A forma de composição de neologismos aqui privilegiada é aquela que cabe à carga conceitual do termo fonte. O que é interessante com o neologismo corpogente é que ele agencia dois termos que se tornaram, no seio da etnologia brasileira das últimas décadas (e notadamente desde o artigo pivô de Da Matta, Seeger e Viveiros de Castro, 1979), quase sinônimos. Poder-se-ia justificar a permanência na etnologia da distinção entre corpo e gente como uma tentativa de lidar com as dicotomias ocidentais tais como corpo/espírito e pessoa/indivíduo (seguindo uma ideia de Gallois em comunicação pessoal). O neologismo de Cesarino, que se associa à versatilidade lusófona do termo gente (ao mesmo tempo pronome da primeira pessoa do plural e nome para “pessoa”), e ao termo corpo contorna precisamente as associações comuns para o leitor ocidental. Afasta-se assim igualmente de uma distinção de escala conotada pelos termos de corpo e pessoa (entre composição ou parte da pessoa e pessoa como parte de um grupo). O neologismo remete, portanto, à dimensão fractal da pessoa marubo estudada pelo autor. Embora parta da singularidade etnográfica marubo, o termo contorna as dificuldades encontradas pela evocação, na etnologia das terras baixas, da etnografia da Melanésia.

Num artigo sobre os desafios encontrados na tradução dos termos Ticuna, Matarezio (2014) aproxima certos termos ticuna de uma noção de intraduzível apresentada por Franchetto. Cada um destes termos intraduzíveis (tais como aqueles que se traduz recorrentemente por ‘alma’, ‘corpo’, ‘duplos’) “evoca uma inteira cosmologia, apreensões do que é vida, morte, corpos. São categorias ao mesmo tempo salientes e, para nós, aparentemente vácuas, tradução inalcançável” (Franchetto, 2012:49). Matarezio propõe, em dois exemplos, compor palavras duplicadas, tais como o ‘pensamento-ação’ (ngümawa),

referente à forma de pensamento dos encantados (tradução igualmente discutida pelo autor) que efetua o que é simultaneamente pensado, ou a ‘melodia-ritmo’ (wüigu) que reúne tudo que é cantado pela voz, à excepção das palavras. É digno de nota que a composição de palavras duplicadas e neologismos, tanto em Matarezio como em Cesarino e Campos, tem isso de particular, ou seja, de ser acompanhada sempre de um comentário, de uma “edição crítica” e “súmulas etnográficas” para tornar-se “séria”, como no argumento de Franchetto (ibid).

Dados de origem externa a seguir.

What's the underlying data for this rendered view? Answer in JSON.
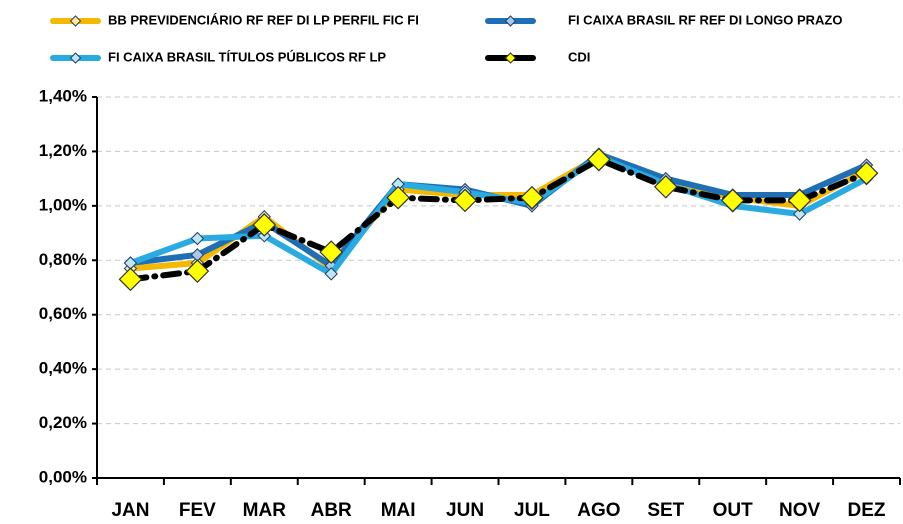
{
  "chart_data": {
    "type": "line",
    "categories": [
      "JAN",
      "FEV",
      "MAR",
      "ABR",
      "MAI",
      "JUN",
      "JUL",
      "AGO",
      "SET",
      "OUT",
      "NOV",
      "DEZ"
    ],
    "series": [
      {
        "name": "BB PREVIDENCIÁRIO RF REF DI LP PERFIL FIC FI",
        "color": "#f5b800",
        "marker_color": "#fde9a0",
        "values": [
          0.77,
          0.79,
          0.96,
          0.77,
          1.06,
          1.04,
          1.04,
          1.18,
          1.09,
          1.03,
          1.0,
          1.13
        ]
      },
      {
        "name": "FI CAIXA BRASIL RF REF DI LONGO PRAZO",
        "color": "#1f6fb5",
        "marker_color": "#a9c8ec",
        "values": [
          0.79,
          0.82,
          0.94,
          0.78,
          1.08,
          1.06,
          1.0,
          1.19,
          1.1,
          1.04,
          1.04,
          1.15
        ]
      },
      {
        "name": "FI CAIXA BRASIL TÍTULOS PÚBLICOS RF LP",
        "color": "#29abe2",
        "marker_color": "#bfe6f7",
        "values": [
          0.79,
          0.88,
          0.89,
          0.75,
          1.08,
          1.05,
          1.01,
          1.18,
          1.08,
          1.0,
          0.97,
          1.1
        ]
      },
      {
        "name": "CDI",
        "color": "#000000",
        "marker_color": "#ffff00",
        "values": [
          0.73,
          0.76,
          0.93,
          0.83,
          1.03,
          1.02,
          1.03,
          1.17,
          1.07,
          1.02,
          1.02,
          1.12
        ]
      }
    ],
    "ylim": [
      0,
      1.4
    ],
    "yticks": [
      {
        "value": 0,
        "label": "0,00%"
      },
      {
        "value": 0.2,
        "label": "0,20%"
      },
      {
        "value": 0.4,
        "label": "0,40%"
      },
      {
        "value": 0.6,
        "label": "0,60%"
      },
      {
        "value": 0.8,
        "label": "0,80%"
      },
      {
        "value": 1.0,
        "label": "1,00%"
      },
      {
        "value": 1.2,
        "label": "1,20%"
      },
      {
        "value": 1.4,
        "label": "1,40%"
      }
    ],
    "grid": true
  }
}
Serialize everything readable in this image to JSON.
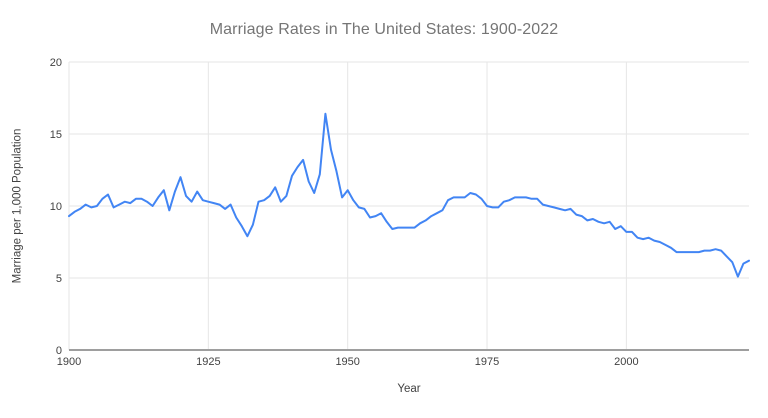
{
  "colors": {
    "line": "#4285f4",
    "grid": "#e6e6e6",
    "axis_baseline": "#9e9e9e",
    "tick_text": "#424242",
    "title_text": "#757575",
    "background": "#ffffff"
  },
  "chart_data": {
    "type": "line",
    "title": "Marriage Rates in The United States: 1900-2022",
    "xlabel": "Year",
    "ylabel": "Marriage per 1,000 Population",
    "xlim": [
      1900,
      2022
    ],
    "ylim": [
      0,
      20
    ],
    "x_ticks": [
      1900,
      1925,
      1950,
      1975,
      2000
    ],
    "y_ticks": [
      0,
      5,
      10,
      15,
      20
    ],
    "grid": true,
    "legend_position": "none",
    "x": [
      1900,
      1901,
      1902,
      1903,
      1904,
      1905,
      1906,
      1907,
      1908,
      1909,
      1910,
      1911,
      1912,
      1913,
      1914,
      1915,
      1916,
      1917,
      1918,
      1919,
      1920,
      1921,
      1922,
      1923,
      1924,
      1925,
      1926,
      1927,
      1928,
      1929,
      1930,
      1931,
      1932,
      1933,
      1934,
      1935,
      1936,
      1937,
      1938,
      1939,
      1940,
      1941,
      1942,
      1943,
      1944,
      1945,
      1946,
      1947,
      1948,
      1949,
      1950,
      1951,
      1952,
      1953,
      1954,
      1955,
      1956,
      1957,
      1958,
      1959,
      1960,
      1961,
      1962,
      1963,
      1964,
      1965,
      1966,
      1967,
      1968,
      1969,
      1970,
      1971,
      1972,
      1973,
      1974,
      1975,
      1976,
      1977,
      1978,
      1979,
      1980,
      1981,
      1982,
      1983,
      1984,
      1985,
      1986,
      1987,
      1988,
      1989,
      1990,
      1991,
      1992,
      1993,
      1994,
      1995,
      1996,
      1997,
      1998,
      1999,
      2000,
      2001,
      2002,
      2003,
      2004,
      2005,
      2006,
      2007,
      2008,
      2009,
      2010,
      2011,
      2012,
      2013,
      2014,
      2015,
      2016,
      2017,
      2018,
      2019,
      2020,
      2021,
      2022
    ],
    "values": [
      9.3,
      9.6,
      9.8,
      10.1,
      9.9,
      10.0,
      10.5,
      10.8,
      9.9,
      10.1,
      10.3,
      10.2,
      10.5,
      10.5,
      10.3,
      10.0,
      10.6,
      11.1,
      9.7,
      11.0,
      12.0,
      10.7,
      10.3,
      11.0,
      10.4,
      10.3,
      10.2,
      10.1,
      9.8,
      10.1,
      9.2,
      8.6,
      7.9,
      8.7,
      10.3,
      10.4,
      10.7,
      11.3,
      10.3,
      10.7,
      12.1,
      12.7,
      13.2,
      11.7,
      10.9,
      12.2,
      16.4,
      13.9,
      12.4,
      10.6,
      11.1,
      10.4,
      9.9,
      9.8,
      9.2,
      9.3,
      9.5,
      8.9,
      8.4,
      8.5,
      8.5,
      8.5,
      8.5,
      8.8,
      9.0,
      9.3,
      9.5,
      9.7,
      10.4,
      10.6,
      10.6,
      10.6,
      10.9,
      10.8,
      10.5,
      10.0,
      9.9,
      9.9,
      10.3,
      10.4,
      10.6,
      10.6,
      10.6,
      10.5,
      10.5,
      10.1,
      10.0,
      9.9,
      9.8,
      9.7,
      9.8,
      9.4,
      9.3,
      9.0,
      9.1,
      8.9,
      8.8,
      8.9,
      8.4,
      8.6,
      8.2,
      8.2,
      7.8,
      7.7,
      7.8,
      7.6,
      7.5,
      7.3,
      7.1,
      6.8,
      6.8,
      6.8,
      6.8,
      6.8,
      6.9,
      6.9,
      7.0,
      6.9,
      6.5,
      6.1,
      5.1,
      6.0,
      6.2
    ]
  }
}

Outra forma de composição de neologismos em etnografias recentes pode ser também encontrada. Ela se caracteriza pela hibridação das duas linguagens implicadas na tradução. É o caso por exemplo da proposta de Gongora de estudar o que ela alcunha origin-adai-dade (2017:305), onde o conceito de ‘origem’ ye’kwana adai, está incrustado no termo português. O conceito adai ye’kwana não pode ser reduzido a um pensamento da autenticidade, da tradição ou da pureza, mas implica um gradiente entre polos relativos marcados pela horizontalidade (um eixo cabeceira-jusante), como “posicionamento de si e de outrem em relação a Yujudunnha, o centro do mundo”, centro que não é único mas infinitamente replicado em suportes diversos. Assim, a composição do neologismo é principalmente aqui contrastiva: trata-se na tradução mesma de dar conta da diferença equívoca emergindo do homônimo (adai: origem) com o fim de desdobrar o equívoco depois. Perseguindo a analogia cara a Viveiros de Castro, tais soluções compõem uma linguagem antropológica torcida, à semelhança das palavras torcidas dos cantos xamânicos, mas com o fim de fazer emergir, à diferença da proposta de Rothenberg estudada no interlúdio anterior, não mais uma perda de sentido, mas sua divergência com relação ao nosso.